There is the belief that to practice yoga, and to truly be considered a Yogi, one must avoid eating meat or any food that is related to animals. Some follow this path wholeheartedly, while some dabble in and out and others disagree entirely with this lifestyle choice.
Selecting what we put into our bodies is a difficult choice to make. We are constantly influenced by what we hear and read about food and others’ opinion about our food choices, such that it can be tempting to want to give up altogether.
Knowing what to eat based on how your body reacts and feels from the food you consume is a great step in knowing what you want to intake. Applying Ahimsa to this concept, what essentially can be interpreted as non-harming, is a helpful belief to add to your way of thinking and is best viewed at not harming yourself above all else.
How To Practice Ahimsa With Your Diet?
Very often, people view food as a form of punishment or even a reward; by using Ahimsa in how you think about food, you will come to recognize it is not about either of those things, rather it recognizes your body’s need for regular and healthy fuel throughout the day.
Whether you choose to view this practice as avoiding meat, dairy, gluten, or other types of food, it is completely up to you. Furthermore, it should not be determined by what others think or try to tell you regarding your eating habits. Practicing Ahimsa is taking a mindful approach to your meals, allowing yourself time to eat and enjoy the foods you choose to consume.
How Food Affects Our Body Image And Mind?
Take the time to recognize the physical, mental and emotional relationships you have with food and what effect it has on your body. Food has a way of impacting much of how we feel: anemia, calcium deficiency, food anxiety, and body dysmorphia, to name a few. Ahimsa teaches us to be compassionate towards our body and knowing how to care for it with the use of food properly.
What Ahimsa Teaches Us
One of the most important factors brought about by following the path of Ahimsa is teaching us to listen to our bodies rather than being swayed by fads, diet, cleanses and whatever society says we ought to be doing. It teaches us to focus on positive body image which is something that yoga advocates for. To add, it also encourages us to focus less on maintaining an impossible ideal of what others conceive to be perfect.

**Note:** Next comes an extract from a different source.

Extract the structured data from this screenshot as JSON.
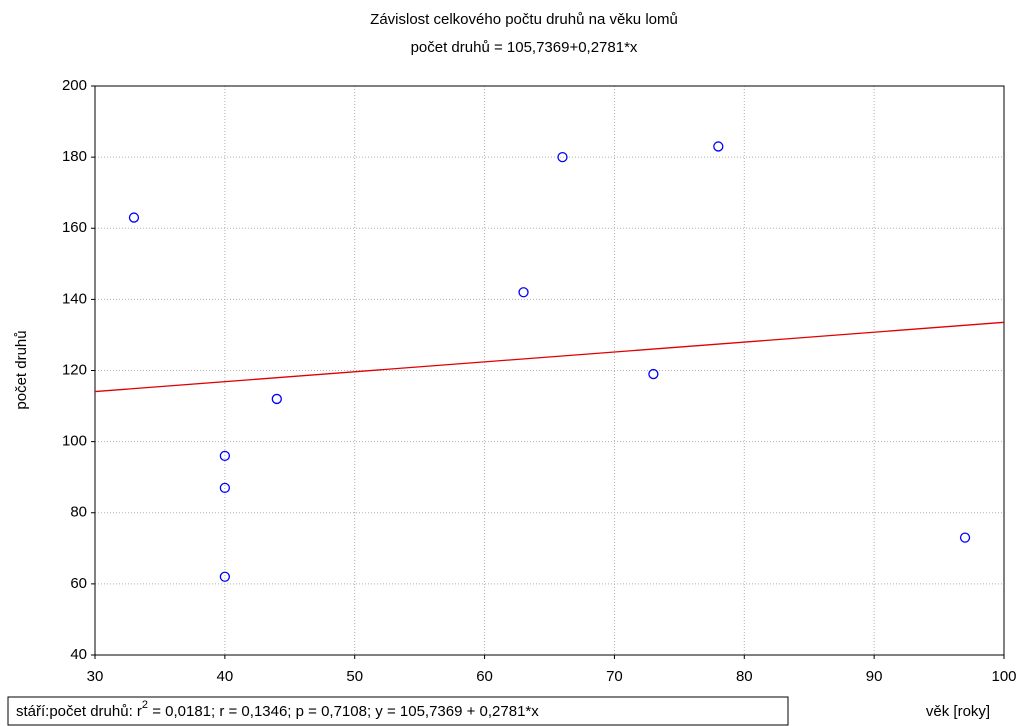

If Ahimsa is the belief of not causing harm, we must first start with ourselves before we even begin to consider who or what we may harm with the food choices we make. Figuring out how to follow the path of Ahimsa is the first step to giving ourselves relief from the mental and physical harm we often put on ourselves through the food choices we make.
The next time you reach for food, think about the nourishment it will provide your body and don’t harm yourself with negative thoughts if you don’t always make the best choice. It is another path in life that takes time to master, and we are all students along the way.